GDOT looking at bridge options
The state has no funding or timetable for the Turner McCall Bridge over the Etowah River project.
Plans for the widening of the Turner McCall Boulevard bridge over the Etowah River and a Norfolk Southern rail spur are on the drawing board, but the state has no idea at this point when funding might be available.
Georgia Department of Transportation District Six Pre-construction engineer David Acree told Rome Floyd Chamber of Commerce Transportation committee members Wednesday the state is considering four, six and eightlane alternatives.
Acree said for the most part, the project is on hold because of funding, but the state does have a consultant on board reviewing traffic and financial data to determine the best alternative to be ready when money becomes available. Cost estimates for the three alternatives range from $13.2 million for an improved four-lane bridge to $16.7 million for a six-lane bridge and $21.6 million for an eight-lane bridge.
“This is all conceptual,” Acree stressed to the Chamber panel.
“How much would it cost if y’all started next week?” asked businessman Tom Bennett.
“That’s what’s being worked out right now,” Acree responded.

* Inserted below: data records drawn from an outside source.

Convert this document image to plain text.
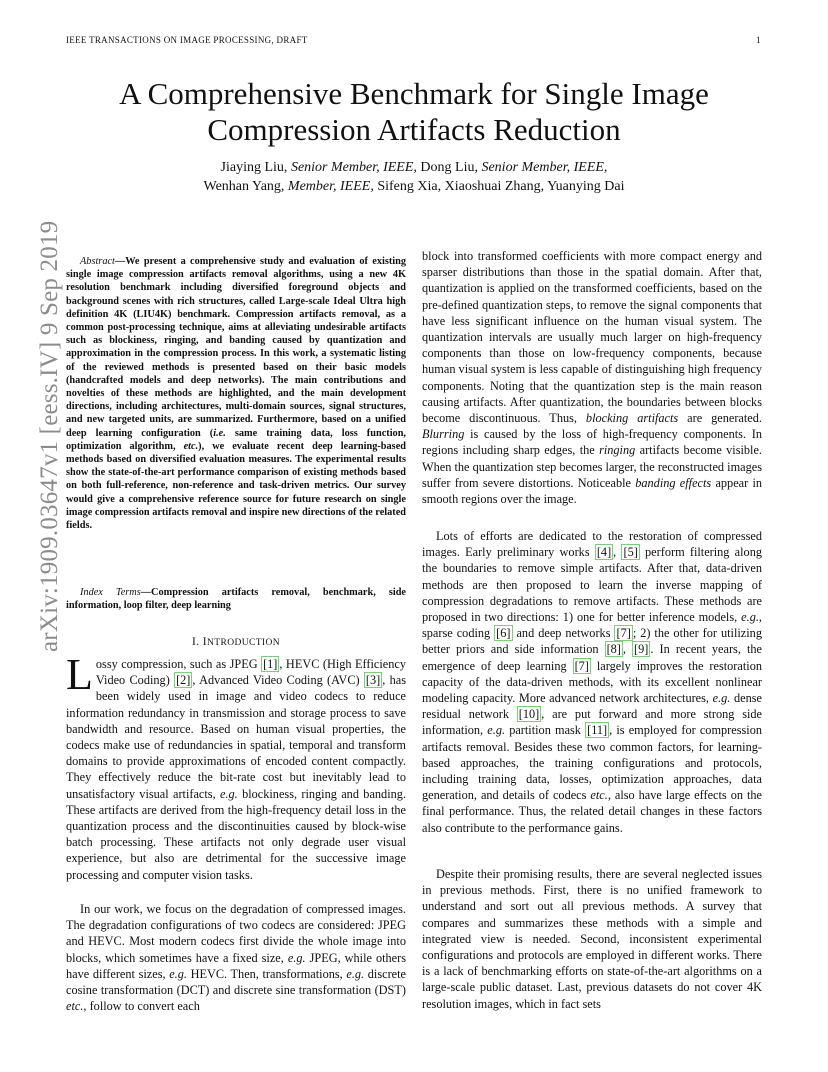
IEEE TRANSACTIONS ON IMAGE PROCESSING, DRAFT	1
arXiv:1909.03647v1 [eess.IV] 9 Sep 2019
A Comprehensive Benchmark for Single Image Compression Artifacts Reduction
Jiaying Liu, Senior Member, IEEE, Dong Liu, Senior Member, IEEE,
Wenhan Yang, Member, IEEE, Sifeng Xia, Xiaoshuai Zhang, Yuanying Dai

Abstract—We present a comprehensive study and evaluation of existing single image compression artifacts removal algorithms, using a new 4K resolution benchmark including diversified foreground objects and background scenes with rich structures, called Large-scale Ideal Ultra high definition 4K (LIU4K) benchmark. Compression artifacts removal, as a common post-processing technique, aims at alleviating undesirable artifacts such as blockiness, ringing, and banding caused by quantization and approximation in the compression process. In this work, a systematic listing of the reviewed methods is presented based on their basic models (handcrafted models and deep networks). The main contributions and novelties of these methods are highlighted, and the main development directions, including architectures, multi-domain sources, signal structures, and new targeted units, are summarized. Furthermore, based on a unified deep learning configuration (i.e. same training data, loss function, optimization algorithm, etc.), we evaluate recent deep learning-based methods based on diversified evaluation measures. The experimental results show the state-of-the-art performance comparison of existing methods based on both full-reference, non-reference and task-driven metrics. Our survey would give a comprehensive reference source for future research on single image compression artifacts removal and inspire new directions of the related fields.

Index Terms—Compression artifacts removal, benchmark, side information, loop filter, deep learning

I. INTRODUCTION

Lossy compression, such as JPEG [1] , HEVC (High Efficiency Video Coding) [2] , Advanced Video Coding (AVC) [3] , has been widely used in image and video codecs to reduce information redundancy in transmission and storage process to save bandwidth and resource. Based on human visual properties, the codecs make use of redundancies in spatial, temporal and transform domains to provide approximations of encoded content compactly. They effectively reduce the bit-rate cost but inevitably lead to unsatisfactory visual artifacts, e.g. blockiness, ringing and banding. These artifacts are derived from the high-frequency detail loss in the quantization process and the discontinuities caused by block-wise batch processing. These artifacts not only degrade user visual experience, but also are detrimental for the successive image processing and computer vision tasks.

In our work, we focus on the degradation of compressed images. The degradation configurations of two codecs are considered: JPEG and HEVC. Most modern codecs first divide the whole image into blocks, which sometimes have a fixed size, e.g. JPEG, while others have different sizes, e.g. HEVC. Then, transformations, e.g. discrete cosine transformation (DCT) and discrete sine transformation (DST) etc., follow to convert each

block into transformed coefficients with more compact energy and sparser distributions than those in the spatial domain. After that, quantization is applied on the transformed coefficients, based on the pre-defined quantization steps, to remove the signal components that have less significant influence on the human visual system. The quantization intervals are usually much larger on high-frequency components than those on low-frequency components, because human visual system is less capable of distinguishing high frequency components. Noting that the quantization step is the main reason causing artifacts. After quantization, the boundaries between blocks become discontinuous. Thus, blocking artifacts are generated. Blurring is caused by the loss of high-frequency components. In regions including sharp edges, the ringing artifacts become visible. When the quantization step becomes larger, the reconstructed images suffer from severe distortions. Noticeable banding effects appear in smooth regions over the image.

Lots of efforts are dedicated to the restoration of compressed images. Early preliminary works [4] , [5] perform filtering along the boundaries to remove simple artifacts. After that, data-driven methods are then proposed to learn the inverse mapping of compression degradations to remove artifacts. These methods are proposed in two directions: 1) one for better inference models, e.g., sparse coding [6] and deep networks [7] ; 2) the other for utilizing better priors and side information [8] , [9] . In recent years, the emergence of deep learning [7] largely improves the restoration capacity of the data-driven methods, with its excellent nonlinear modeling capacity. More advanced network architectures, e.g. dense residual network [10] , are put forward and more strong side information, e.g. partition mask [11] , is employed for compression artifacts removal. Besides these two common factors, for learning-based approaches, the training configurations and protocols, including training data, losses, optimization approaches, data generation, and details of codecs etc., also have large effects on the final performance. Thus, the related detail changes in these factors also contribute to the performance gains.

Despite their promising results, there are several neglected issues in previous methods. First, there is no unified framework to understand and sort out all previous methods. A survey that compares and summarizes these methods with a simple and integrated view is needed. Second, inconsistent experimental configurations and protocols are employed in different works. There is a lack of benchmarking efforts on state-of-the-art algorithms on a large-scale public dataset. Last, previous datasets do not cover 4K resolution images, which in fact sets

Acree said consultants are projecting the bridge to accommodate 48,800 vehicles per day by 2040. Businessman Nathan Roberts said that kind of volume doesn’t begin to approach what would warrant an eight-lane bridge.
“Turner McCall will never be more than six lanes so I don’t know why you’d need an eight-lane bridge,” Bennett said.
Funding aside, Acree said big challenges for the project remain right-of-way acquisition and impact on businesses leading up to either side of the bridge and the lack of a really good detour alternative.
Acree also updated the committee on several other major transportation projects including the Rome to Cartersville Economic Development Corridor. He said a final
route was chosen last year, right-of-way purchasing is scheduled to begin late in 2020 and construction funding is tentatively slated for late 2022.
A new federal Interchange
Justification Report for the link to I-75 at Old Grassdale Road is to be submitted to federal highway officials in May.
The next section of the Rome Bypass, from Ga. 101 around to U.S. 411 East is scheduled for construction funding in 2022 while the southern section from U.S. 27 near Georgia Highlands College around to Ga. 101 is currently slated for funding in 2024.
GDOT also announced the award of a $2,469,991 contract to resurface just over 10 miles of Ga. 100 in Floyd and Polk counties. E.R. Snell Inc. was the low bidder for work from just north of U.S. 278 near Cedartown to U.S. 411 in Cave Spring. The project is scheduled to be done by the end of January 2019.